Tuesday, August 23, 2011


So, I went to yet another interview today. It was a bright spot of hope in the midst of all of this unemployment. I interviewed for kindergarten. I think that kindergarten may be my favorite age of students, but I have been with "big kids" so long that I was super nervous about an interview for a kindergarten position. Kindergarteners are such babies compared to those independent 4th graders!

During the interview, most of my answers based on experience were based on 4th grade. I do not think I'm very good at being the interviewee. I am completely confident, and I know I'm a great teacher. Nerves just get in my way. I become more soft spoken than I actually am, and I leave out the "obvious" teacher answers. I forget that the "obvious" stuff is the very stuff that administrators need to know that I know! Good grief. I wish the interview was an administrator who watched me teach a lesson on the fly for an hour or so.

Anyway, at one point, I thought that my interviewer actually was impressed with me. I never at any point thought that I would actually get the job. I still don't. The reason? The same thing happens in every single interview. I have a wonderful interview. I feel that I am making a real impression on someone. Then, it happens. "Well, I will tell you that we lost four people here at the end of last year." Translation? Our first priority when hiring is to hire all of those from our school who lost their jobs last year.
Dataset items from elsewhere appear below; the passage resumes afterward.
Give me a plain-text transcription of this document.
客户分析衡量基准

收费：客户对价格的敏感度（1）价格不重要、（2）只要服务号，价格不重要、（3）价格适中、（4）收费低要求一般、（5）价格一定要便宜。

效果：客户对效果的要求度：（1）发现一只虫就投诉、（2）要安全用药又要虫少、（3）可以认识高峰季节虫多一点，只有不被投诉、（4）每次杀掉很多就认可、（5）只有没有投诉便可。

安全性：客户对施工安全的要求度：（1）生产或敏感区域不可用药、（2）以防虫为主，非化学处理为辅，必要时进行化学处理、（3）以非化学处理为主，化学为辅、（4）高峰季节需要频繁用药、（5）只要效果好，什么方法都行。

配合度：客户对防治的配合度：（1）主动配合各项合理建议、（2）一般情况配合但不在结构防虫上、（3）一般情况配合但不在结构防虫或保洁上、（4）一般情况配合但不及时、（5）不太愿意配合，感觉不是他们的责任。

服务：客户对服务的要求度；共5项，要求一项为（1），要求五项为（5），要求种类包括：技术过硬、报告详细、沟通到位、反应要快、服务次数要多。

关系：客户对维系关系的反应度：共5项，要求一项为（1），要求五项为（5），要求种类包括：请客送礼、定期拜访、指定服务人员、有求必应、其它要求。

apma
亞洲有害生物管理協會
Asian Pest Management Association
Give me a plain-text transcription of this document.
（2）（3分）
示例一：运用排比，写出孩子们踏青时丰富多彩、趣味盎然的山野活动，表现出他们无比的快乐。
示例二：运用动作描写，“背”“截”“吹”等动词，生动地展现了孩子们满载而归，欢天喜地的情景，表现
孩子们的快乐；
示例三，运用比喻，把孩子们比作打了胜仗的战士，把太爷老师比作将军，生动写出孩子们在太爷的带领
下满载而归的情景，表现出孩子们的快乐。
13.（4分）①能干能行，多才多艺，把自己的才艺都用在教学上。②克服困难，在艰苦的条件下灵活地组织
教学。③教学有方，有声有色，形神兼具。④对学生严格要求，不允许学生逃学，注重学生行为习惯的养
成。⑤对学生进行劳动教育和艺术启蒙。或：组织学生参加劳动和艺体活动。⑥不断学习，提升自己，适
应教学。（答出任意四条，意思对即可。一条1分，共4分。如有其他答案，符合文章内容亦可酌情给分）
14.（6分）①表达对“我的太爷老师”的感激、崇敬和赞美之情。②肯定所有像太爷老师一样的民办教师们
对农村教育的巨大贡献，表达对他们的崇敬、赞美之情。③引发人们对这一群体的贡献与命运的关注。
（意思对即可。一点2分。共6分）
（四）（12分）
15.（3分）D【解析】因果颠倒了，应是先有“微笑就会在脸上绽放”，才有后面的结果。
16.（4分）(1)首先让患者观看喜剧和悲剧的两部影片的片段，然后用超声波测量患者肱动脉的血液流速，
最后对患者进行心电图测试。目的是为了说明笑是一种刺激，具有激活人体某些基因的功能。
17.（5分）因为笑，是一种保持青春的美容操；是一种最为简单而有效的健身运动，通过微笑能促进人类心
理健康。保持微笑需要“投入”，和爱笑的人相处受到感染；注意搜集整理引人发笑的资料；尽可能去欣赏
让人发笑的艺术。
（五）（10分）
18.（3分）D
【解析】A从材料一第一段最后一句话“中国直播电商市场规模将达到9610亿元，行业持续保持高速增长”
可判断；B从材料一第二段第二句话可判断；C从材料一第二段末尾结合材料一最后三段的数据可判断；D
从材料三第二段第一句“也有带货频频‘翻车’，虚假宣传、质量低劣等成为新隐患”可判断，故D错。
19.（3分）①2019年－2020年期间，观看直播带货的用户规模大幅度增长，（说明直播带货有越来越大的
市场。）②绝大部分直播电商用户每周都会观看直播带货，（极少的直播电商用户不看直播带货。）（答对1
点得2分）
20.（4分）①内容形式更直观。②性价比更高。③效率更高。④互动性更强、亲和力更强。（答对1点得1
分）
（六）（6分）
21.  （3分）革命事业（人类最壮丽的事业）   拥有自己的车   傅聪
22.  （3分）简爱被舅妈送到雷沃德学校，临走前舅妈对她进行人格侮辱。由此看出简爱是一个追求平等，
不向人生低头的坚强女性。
I can appreciate that attitude. I really can. I am that person from my school system. The part I cannot appreciate is the part in which I get a huge swell of hope because someone calls me to interview knowing full well that there is no chance of me being the one to be hired because there are four souls who are already the priority waiting in line. I also cannot appreciate that school systems post jobs because it is in their by-laws to do so, but already have a teacher in place as a "sub" until the sub can officially be hired because the position needed to be filled immediately. Most, if not all, of the posted job positions right now are not even actual positions. Those positions were filled within the first days of school, but because they cannot be approved until school board meeting day, we unemployed get a false sense of hope. I have a sneaking suspicion that the world of education is losing money this way, and I know that it is hurting a whole heck of a lot of feelings.